Marco Tulio Correia Ribeiro · Answer 4 · Tue Feb 27 2018 08:20:57 GMT+0800 (China Standard Time)

If the validation and test distributions are similar, the numbers should match. I would have to see it in more detail to understand if your discretization is doing something or if there's a bug in the code. I can take a look if you can share a notebook.

The newest version I uploaded has discretizing built in, you may want to give it a try.
It may be buggy since I didn't test it throughly, it may be safer to train a classifier on discretized data like you're doing.

ajayaadhikari · Answer 5 · Thu Mar 29 2018 22:26:49 GMT+0800 (China Standard Time)

Hello @marcotcr,
I am also trying to use numerical features.
You suggested to discretize the data before giving it to AnchorTabularExplainer right?
How will the AnchorTabularExplainer know to inverse discretize the data to get predictions on the pertubed samples?

Marco Tulio Correia Ribeiro · Answer 6 · Fri Mar 30 2018 02:46:50 GMT+0800 (China Standard Time)

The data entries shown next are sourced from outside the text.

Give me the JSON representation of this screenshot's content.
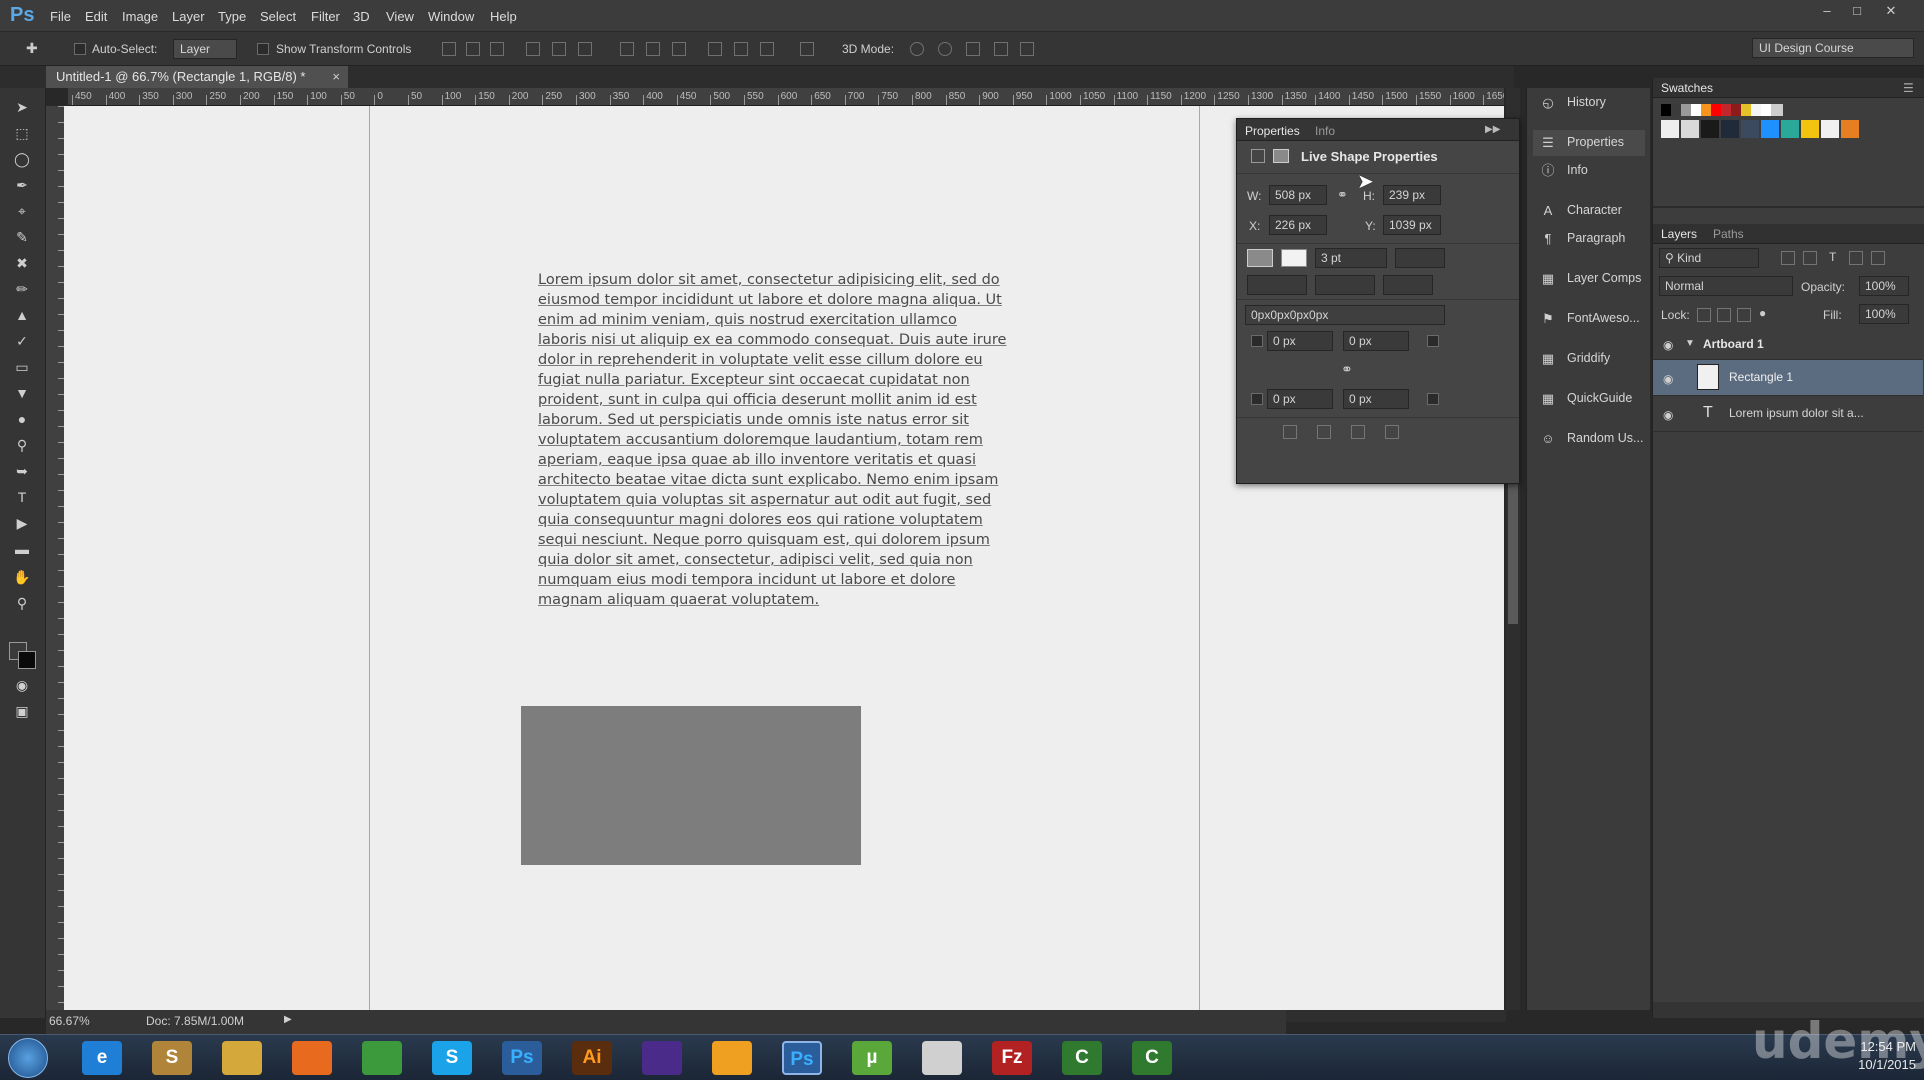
{
  "app": {
    "logo": "Ps"
  },
  "menu": [
    "File",
    "Edit",
    "Image",
    "Layer",
    "Type",
    "Select",
    "Filter",
    "3D",
    "View",
    "Window",
    "Help"
  ],
  "options": {
    "auto_select": "Auto-Select:",
    "layer_value": "Layer",
    "show_transform": "Show Transform Controls",
    "mode_3d": "3D Mode:",
    "workspace": "UI Design Course"
  },
  "document": {
    "tab": "Untitled-1 @ 66.7% (Rectangle 1, RGB/8) *",
    "close": "×"
  },
  "ruler": {
    "h": [
      "450",
      "400",
      "350",
      "300",
      "250",
      "200",
      "150",
      "100",
      "50",
      "0",
      "50",
      "100",
      "150",
      "200",
      "250",
      "300",
      "350",
      "400",
      "450",
      "500",
      "550",
      "600",
      "650",
      "700",
      "750",
      "800",
      "850",
      "900",
      "950",
      "1000",
      "1050",
      "1100",
      "1150",
      "1200",
      "1250",
      "1300",
      "1350",
      "1400",
      "1450",
      "1500",
      "1550",
      "1600",
      "1650"
    ]
  },
  "canvas": {
    "lorem": "Lorem ipsum dolor sit amet, consectetur adipisicing elit, sed do eiusmod tempor incididunt ut labore et dolore magna aliqua. Ut enim ad minim veniam, quis nostrud exercitation ullamco laboris nisi ut aliquip ex ea commodo consequat. Duis aute irure dolor in reprehenderit in voluptate velit esse cillum dolore eu fugiat nulla pariatur. Excepteur sint occaecat cupidatat non proident, sunt in culpa qui officia deserunt mollit anim id est laborum. Sed ut perspiciatis unde omnis iste natus error sit voluptatem accusantium doloremque laudantium, totam rem aperiam, eaque ipsa quae ab illo inventore veritatis et quasi architecto beatae vitae dicta sunt explicabo. Nemo enim ipsam voluptatem quia voluptas sit aspernatur aut odit aut fugit, sed quia consequuntur magni dolores eos qui ratione voluptatem sequi nesciunt. Neque porro quisquam est, qui dolorem ipsum quia dolor sit amet, consectetur, adipisci velit, sed quia non numquam eius modi tempora incidunt ut labore et dolore magnam aliquam quaerat voluptatem."
  },
  "status": {
    "zoom": "66.67%",
    "doc": "Doc: 7.85M/1.00M"
  },
  "properties": {
    "tab_properties": "Properties",
    "tab_info": "Info",
    "title": "Live Shape Properties",
    "w_label": "W:",
    "w": "508 px",
    "h_label": "H:",
    "h": "239 px",
    "x_label": "X:",
    "x": "226 px",
    "y_label": "Y:",
    "y": "1039 px",
    "stroke": "3 pt",
    "radius": "0px0px0px0px",
    "r_tl": "0 px",
    "r_tr": "0 px",
    "r_bl": "0 px",
    "r_br": "0 px"
  },
  "mid_panel": [
    "History",
    "Properties",
    "Info",
    "Character",
    "Paragraph",
    "Layer Comps",
    "FontAweso...",
    "Griddify",
    "QuickGuide",
    "Random Us..."
  ],
  "swatches": {
    "title": "Swatches",
    "colors": [
      "#000000",
      "#3b3b3b",
      "#9a9a9a",
      "#ffffff",
      "#f7941d",
      "#ff0000",
      "#c1272d",
      "#8c1b1b",
      "#e6c229",
      "#f5f5f5",
      "#ffffff",
      "#cccccc",
      "#eeeeee",
      "#d9d9d9",
      "#1a1a1a",
      "#1f2b3a",
      "#3b4a5e",
      "#1e90ff",
      "#2aa99a",
      "#f2c40f",
      "#f0f0f0",
      "#e67e22"
    ]
  },
  "layers": {
    "tab_layers": "Layers",
    "tab_paths": "Paths",
    "kind": "Kind",
    "blend": "Normal",
    "opacity_label": "Opacity:",
    "opacity": "100%",
    "lock_label": "Lock:",
    "fill_label": "Fill:",
    "fill": "100%",
    "group": "Artboard 1",
    "items": [
      "Rectangle 1",
      "Lorem ipsum dolor sit a..."
    ]
  },
  "taskbar": {
    "icons": [
      "e",
      "S",
      "",
      "",
      "",
      "S",
      "Ps",
      "Ai",
      "",
      "",
      "Ps",
      "µ",
      "",
      "Fz",
      "C",
      "C"
    ],
    "time": "12:54 PM",
    "date": "10/1/2015"
  },
  "watermark": "udemy"
}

If you discretize the data before you give it to AnchorTabularExplainer, you would have to learn the model on discretized features. If you want the black box model to use numerical features, you have to use the newest version with built in discretizing.

eindzl · Answer 7 · Fri Jul 13 2018 15:57:54 GMT+0800 (China Standard Time)

Hi there.
I found the same problem and used the following workaround, which works fine for me.
In the file anchor_tabular.py add an else clause to the __init__ method of class AnchorTabularExplainer

 class AnchorTabularExplainer(object):

    ... original code ...

    def __init__(self, class_names, feature_names, data=None,

        ... original code ...

        if categorical_names:
            # TODO: Check if this n_values is correct!!
            cat_names = sorted(categorical_names.keys())
            n_values = [len(categorical_names[i]) for i in cat_names]
            self.encoder = sklearn.preprocessing.OneHotEncoder(
                categorical_features=cat_names,
                n_values=n_values)
            self.encoder.fit(data)
            self.categorical_features = self.encoder.categorical_features
        else:  ## Allow for datasets without categorical names
            categorical_names = {}

        ... original code ...

This will prevent the update to fail and allow for discretization of your numerical variables within the explainer.

Amr Ebaid · Answer 8 · Wed Feb 06 2019 07:12:44 GMT+0800 (China Standard Time)

The anchor method needs categorical data, so I used to have a discretizer in the __init__ method for when the model uses numerical features. To be clear: the black box model can use continuous data, but the resulting anchor will be in discretized bins, such as "If Salary > 5000, predict X".

I must have removed that at some point and forgotten to put it back in.
I'll try to add it back soon, thanks for letting me know.

~~Has this been fixed in the code? Or we still have to do the workaround?~~
Never mind, I figured it out. I had to fit the classifier too, not only the explainer.

Thanks,
Amr

Kshitij Yeotikar · Answer 9 · Wed Jul 03 2019 19:53:37 GMT+0800 (China Standard Time)

@eindzl Thanks, I also had the same problem and now it works correctly after your update .

Sean Saito · Answer 10 · Mon Oct 07 2019 14:43:06 GMT+0800 (China Standard Time)

Hi there.
I found the same problem and used the following workaround, which works fine for me.
In the file anchor_tabular.py add an else clause to the __init__ method of class AnchorTabularExplainer

 class AnchorTabularExplainer(object):

    ... original code ...

    def __init__(self, class_names, feature_names, data=None,

        ... original code ...

        if categorical_names:
            # TODO: Check if this n_values is correct!!
            cat_names = sorted(categorical_names.keys())
            n_values = [len(categorical_names[i]) for i in cat_names]
            self.encoder = sklearn.preprocessing.OneHotEncoder(
                categorical_features=cat_names,
                n_values=n_values)
            self.encoder.fit(data)
            self.categorical_features = self.encoder.categorical_features
        else:  ## Allow for datasets without categorical names
            categorical_names = {}

        ... original code ...

This will prevent the update to fail and allow for discretization of your numerical variables within the explainer.

Will this workaround be implemented at some point?